The Sixth Ghost Story Megapack
Page 48
“Then—what is your sport?”
“We hunt the fox.”
“The fox is bad eating. I never could stomach it. If I did kill a fox I made my wives eat it, and had some mammoth meat for myself. But hunting is business with us—or was so—not sport”
“Nevertheless with us it is our great sport.”
“Business is business and sport is sport,” he said. “Now, we hunted as business, and had little fights and killed one another as our sport.”
“We are not suffered to kill one another.”
“But take the case,” said he, “that a man has a nose-ring, or a pretty wife, and you want one or the other. Surely you might kill him and possess yourself of what you so ardently covet?”
“By no means. Now, to change the topic,” I went on, “you are totally destitute of clothing. You do not even wear the traditional garment of fig leaves.”
“What avail fig leaves? There is no warmth in them.”
“Perhaps not—but one of delicacy.”
“What is that? I don’t understand.” There was clearly no corresponding sensation in the vibrating tympanum of his psychic nature.
“Did you never wear clothes?” I inquired.
“Certainly, when it was cold we wore skins, skins of the beasts we killed. But in summer what is the use of clothing? Besides, we only wore them out of doors. When we entered our homes, made of skins hitched up to the rock overhead, we threw them off. It was hot within, and we perspired freely.”
“What, were naked in your homes! you and your wives?”
“Of course we were. Why not? It was very warm within with the fire always kept up.”
“Why—good gracious me!” I exclaimed, “that would never be tolerated nowadays.
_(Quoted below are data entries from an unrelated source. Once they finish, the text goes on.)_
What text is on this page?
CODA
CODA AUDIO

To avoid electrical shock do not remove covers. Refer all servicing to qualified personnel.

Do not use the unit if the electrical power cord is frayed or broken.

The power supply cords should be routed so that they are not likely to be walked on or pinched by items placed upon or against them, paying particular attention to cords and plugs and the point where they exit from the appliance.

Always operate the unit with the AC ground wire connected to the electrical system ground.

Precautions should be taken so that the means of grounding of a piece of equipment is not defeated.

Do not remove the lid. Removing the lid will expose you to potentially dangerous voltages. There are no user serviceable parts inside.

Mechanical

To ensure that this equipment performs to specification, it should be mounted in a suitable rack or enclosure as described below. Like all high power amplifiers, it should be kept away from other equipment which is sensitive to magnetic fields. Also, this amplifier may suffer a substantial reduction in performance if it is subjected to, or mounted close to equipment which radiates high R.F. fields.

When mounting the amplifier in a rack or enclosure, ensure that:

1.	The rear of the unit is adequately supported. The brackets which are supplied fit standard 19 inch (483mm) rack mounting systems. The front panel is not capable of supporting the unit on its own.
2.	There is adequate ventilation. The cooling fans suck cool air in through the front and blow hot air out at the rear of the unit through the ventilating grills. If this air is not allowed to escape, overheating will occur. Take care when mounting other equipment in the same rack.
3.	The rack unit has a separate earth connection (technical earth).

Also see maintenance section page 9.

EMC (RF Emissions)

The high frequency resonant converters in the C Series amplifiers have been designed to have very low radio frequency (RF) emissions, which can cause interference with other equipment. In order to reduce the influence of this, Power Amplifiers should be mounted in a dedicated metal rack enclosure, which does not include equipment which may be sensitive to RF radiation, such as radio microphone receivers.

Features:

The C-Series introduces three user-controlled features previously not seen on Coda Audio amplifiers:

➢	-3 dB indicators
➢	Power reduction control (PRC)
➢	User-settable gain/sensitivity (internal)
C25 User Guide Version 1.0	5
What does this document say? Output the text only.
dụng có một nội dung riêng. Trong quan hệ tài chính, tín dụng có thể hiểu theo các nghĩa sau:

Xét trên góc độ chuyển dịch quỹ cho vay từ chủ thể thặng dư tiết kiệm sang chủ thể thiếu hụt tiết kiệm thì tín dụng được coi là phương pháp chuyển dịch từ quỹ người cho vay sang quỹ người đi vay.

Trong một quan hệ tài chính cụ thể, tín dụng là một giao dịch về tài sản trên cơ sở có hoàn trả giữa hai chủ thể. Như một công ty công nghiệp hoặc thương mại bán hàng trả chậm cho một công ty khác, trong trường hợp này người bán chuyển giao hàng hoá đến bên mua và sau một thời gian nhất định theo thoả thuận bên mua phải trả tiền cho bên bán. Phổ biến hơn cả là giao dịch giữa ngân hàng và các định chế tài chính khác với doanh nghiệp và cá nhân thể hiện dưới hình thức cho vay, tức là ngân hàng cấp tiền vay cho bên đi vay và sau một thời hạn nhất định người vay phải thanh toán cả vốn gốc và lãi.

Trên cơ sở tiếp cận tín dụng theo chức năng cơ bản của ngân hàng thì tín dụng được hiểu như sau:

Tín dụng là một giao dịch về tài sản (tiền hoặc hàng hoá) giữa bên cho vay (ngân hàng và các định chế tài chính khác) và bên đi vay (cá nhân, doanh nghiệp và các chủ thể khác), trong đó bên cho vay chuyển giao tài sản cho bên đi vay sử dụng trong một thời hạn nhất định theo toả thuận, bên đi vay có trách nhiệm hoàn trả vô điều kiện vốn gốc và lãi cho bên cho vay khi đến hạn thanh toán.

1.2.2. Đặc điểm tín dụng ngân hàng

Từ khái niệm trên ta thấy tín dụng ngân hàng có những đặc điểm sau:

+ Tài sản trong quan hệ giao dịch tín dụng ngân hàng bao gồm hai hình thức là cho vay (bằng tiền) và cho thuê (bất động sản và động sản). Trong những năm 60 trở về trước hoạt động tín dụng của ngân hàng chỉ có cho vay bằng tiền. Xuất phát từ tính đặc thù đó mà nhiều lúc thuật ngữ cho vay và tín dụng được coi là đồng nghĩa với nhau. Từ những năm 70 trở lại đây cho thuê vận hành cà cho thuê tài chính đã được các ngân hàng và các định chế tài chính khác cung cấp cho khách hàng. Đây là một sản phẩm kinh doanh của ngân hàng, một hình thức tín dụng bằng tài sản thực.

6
If you attempted to go about the country unclothed, even get out of your clothes freely at home, you would be sent to a lunatic asylum, and kept there.”
“Humph!” He again lapsed into silence.
Presently he exclaimed: “After all, I think that we were better off as we were eight thousand years ago, even without your matches, Benedictine, education, chocolat menier, and commercials, for then we were able to enjoy real sport—we could kill one another, we could knock old wives on the head, we could have a dozen or more squaws according to our circumstances, young and pretty, and we could career about the country or sit and enjoy a social chat at home, stark naked. We were best off as we were. There are compensations in life at every period of man. Viva la liberté!”
At that moment I heard a shout—saw a flash of light The workmen had pierced the barrier. A rush of fresh air entered. I staggered to my feet.
“O! mon Dieu Monsieur vit encore!”
I felt dizzy. Kind hands grasped me. I was dragged forth. Brandy was poured down my throat. When I came to myself I gasped: “Fill in the hole! Fill it all up. Let H.P. lie where he is. He shall not go to the British Museum. I have had enough of prehistoric antiquities. Adieu, pour toujours la Vézère.”